My log file became not available and the database went into Recovery Pending mode

  • Around 1:01 AM in the morning, the drive that houses my log files (1 of 4) filled up.

    The particular database with the large log file was being replicated to a reporting system, as well as 2 other dbs on this server.

    After the flog file filled up, it started throwing error messages about being full. It did this for a few minutes, until it threw this message at 1:05.

    Log entry:Error: 9001, Severity: 21, State: 5.

    The log for database 'ILCentralDataEnt' is not available. Check the event log for related error messages. Resolve any errors and restart the database.

    at 1:14 it reports this

    Log entry:Error: 9002, Severity: 17, State: 6.

    The transaction log for database 'ILCentralDataEnt' is full. To find out why space in the log cannot be reused, see the log_reuse_wait_desc column in sys.databases

    then this

    Log entry:Error: 3314, Severity: 21, State: 1.

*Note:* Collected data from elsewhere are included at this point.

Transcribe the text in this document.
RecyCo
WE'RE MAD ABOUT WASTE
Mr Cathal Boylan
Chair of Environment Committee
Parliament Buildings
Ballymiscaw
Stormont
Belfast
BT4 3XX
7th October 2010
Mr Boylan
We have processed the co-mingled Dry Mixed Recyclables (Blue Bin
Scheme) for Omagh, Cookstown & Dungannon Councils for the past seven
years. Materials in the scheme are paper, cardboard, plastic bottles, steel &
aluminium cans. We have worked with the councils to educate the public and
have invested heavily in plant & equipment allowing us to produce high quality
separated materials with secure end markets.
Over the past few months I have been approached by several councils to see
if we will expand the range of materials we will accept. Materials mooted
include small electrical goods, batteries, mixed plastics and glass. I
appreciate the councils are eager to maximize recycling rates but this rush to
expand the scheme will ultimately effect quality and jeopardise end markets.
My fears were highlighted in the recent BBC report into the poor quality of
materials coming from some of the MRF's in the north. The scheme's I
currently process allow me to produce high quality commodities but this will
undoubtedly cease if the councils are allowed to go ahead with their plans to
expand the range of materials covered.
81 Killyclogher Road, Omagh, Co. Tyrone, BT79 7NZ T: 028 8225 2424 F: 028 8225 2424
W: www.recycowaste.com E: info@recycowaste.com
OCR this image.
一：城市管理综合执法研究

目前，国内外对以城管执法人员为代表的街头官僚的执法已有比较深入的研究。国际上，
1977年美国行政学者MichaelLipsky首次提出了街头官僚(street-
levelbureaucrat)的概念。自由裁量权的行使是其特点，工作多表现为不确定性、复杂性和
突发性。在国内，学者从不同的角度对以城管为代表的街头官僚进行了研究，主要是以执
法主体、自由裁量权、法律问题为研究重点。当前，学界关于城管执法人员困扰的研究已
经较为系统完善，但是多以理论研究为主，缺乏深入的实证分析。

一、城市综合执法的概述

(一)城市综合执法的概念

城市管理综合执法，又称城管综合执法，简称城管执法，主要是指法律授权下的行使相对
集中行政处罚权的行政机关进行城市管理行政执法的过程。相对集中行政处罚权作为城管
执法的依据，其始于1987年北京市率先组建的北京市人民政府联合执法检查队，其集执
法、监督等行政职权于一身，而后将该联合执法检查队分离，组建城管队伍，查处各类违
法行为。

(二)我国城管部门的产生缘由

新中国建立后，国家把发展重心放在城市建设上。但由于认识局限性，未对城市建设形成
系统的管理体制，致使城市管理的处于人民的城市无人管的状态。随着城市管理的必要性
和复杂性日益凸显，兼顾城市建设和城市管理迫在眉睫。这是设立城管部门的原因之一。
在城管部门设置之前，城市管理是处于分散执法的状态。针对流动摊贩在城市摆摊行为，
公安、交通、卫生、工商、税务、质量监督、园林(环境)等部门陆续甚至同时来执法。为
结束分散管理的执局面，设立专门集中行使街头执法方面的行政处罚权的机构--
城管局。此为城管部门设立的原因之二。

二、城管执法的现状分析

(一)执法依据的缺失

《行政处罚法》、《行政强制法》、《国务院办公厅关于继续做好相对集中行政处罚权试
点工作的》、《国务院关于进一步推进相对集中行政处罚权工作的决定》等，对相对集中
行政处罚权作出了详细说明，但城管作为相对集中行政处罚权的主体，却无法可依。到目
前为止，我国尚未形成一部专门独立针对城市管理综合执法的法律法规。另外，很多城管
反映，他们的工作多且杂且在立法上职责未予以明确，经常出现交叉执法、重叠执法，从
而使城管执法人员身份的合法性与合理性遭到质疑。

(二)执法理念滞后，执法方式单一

    During undoing of a logged operation in database 'ILCentralDataEnt', an error occurred at log record ID (386988:95874:18). Typically, the specific failure is logged previously as an error in the Windows Event Log service. Restore the database or file from a backup, or repair the database.

    I find it int his state around 2:00 am, as I was asleep. After some research, and stopping several other monitoring jobs that were spewing errors, I started looking into steps to remediate. Since the log was full and the db was in recovery pending state, I thought it best to stop the replication distribution job. The log_reuse_wait_desc FROM sys.databases said 'REPLICATION' for this particular database.

    Around 2:26am i found a forum post that suggested I take it offline and back online. I was able to take it offline, which changed its status from Recovery_Pending to offline. When I attempted to bring it online, it errored with

    /*------------------------

    ALTER DATABASE ILCentralDataEnt SET ONLINE

    ------------------------*/

    Msg 945, Level 14, State 2, Line 1

    Database 'ILCentralDataEnt' cannot be opened due to inaccessible files or insufficient memory or disk space. See the SQL Server errorlog for details.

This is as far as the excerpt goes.